Bei aller sportlichen Disziplin bleibt Nadia Meier in erster Linie eines: Hundemensch. Ihre ruhige Art, ihr genaues Beobachten, ihr Einfühlungsvermögen – all das prägt ihr Verhältnis zu O’Kuma und Zsalima. «Ich bin sehr introvertiert», sagt sie. «Der Hundesport kommt daher auch mir zugute. Er zwingt mich, mich unter die Leute zu begeben.»
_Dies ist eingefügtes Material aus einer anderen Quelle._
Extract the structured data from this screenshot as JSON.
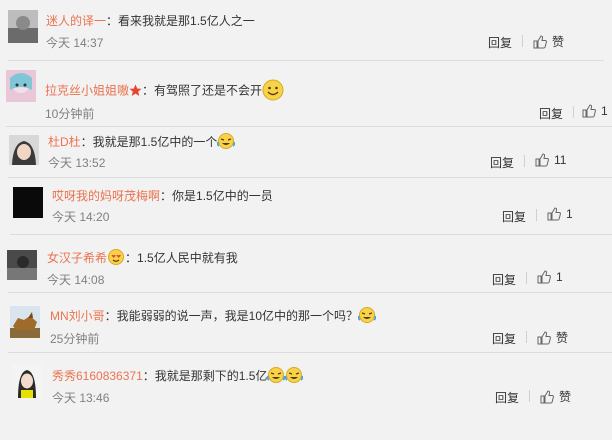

Dass sie mit ihren Silken Windsprites nicht an Europa- oder Weltmeisterschaften teilnehmen darf, weil die Rasse international noch nicht anerkannt ist, stört Meier kaum. «Bis 2027, wenn die Coursing-WM in der Schweiz stattfindet, wären meine Hunde ohnehin zu alt. Sie dürfen nur bis neun Jahre starten. Aber für mich zählt sowieso etwas anderes: dass sie glücklich sind, wenn sie rennen dürfen.»
Zwei Disziplinen
lug. Im Windhundesport gibt es zwei Disziplinen: Bahn und Coursing. Auf der Rennbahn starten bis zu sechs Hunde gleichzeitig aus Boxen. Die Tiere laufen einem Stück Hasenfell mit Flatterband hinterher, das von einer technischen Vorrichtung geschleppt wird. Die Silken Windsprites – eine kleine Rasse – laufen eine Runde von rund 400 Metern. Die Zeitmessung erfolgt aber schon bei 280 oder 350 Metern. Windhundrennbahnen in der Schweiz gibt es in Kleindöttingen, Rifferswil, Lotzwil und Lostallo. Die Wettkämpfe im Coursing finden auf freiem Feld statt. Hier werden Parcours gebaut, bei denen eine Coursing-Maschine – ein Gerät, das einem Ski-Schlepplift ähnelt – den Hasen-Dummy im Zickzack laufen lässt und so die echte Hasenjagd imitiert. Je nach Wetter und Feldbeschaffenheit ist die Strecke 650 bis 800 Meter lang. Beim Coursing starten zwei Hunde gleichzeitig und werden von Richtern mit Punkten bewertet.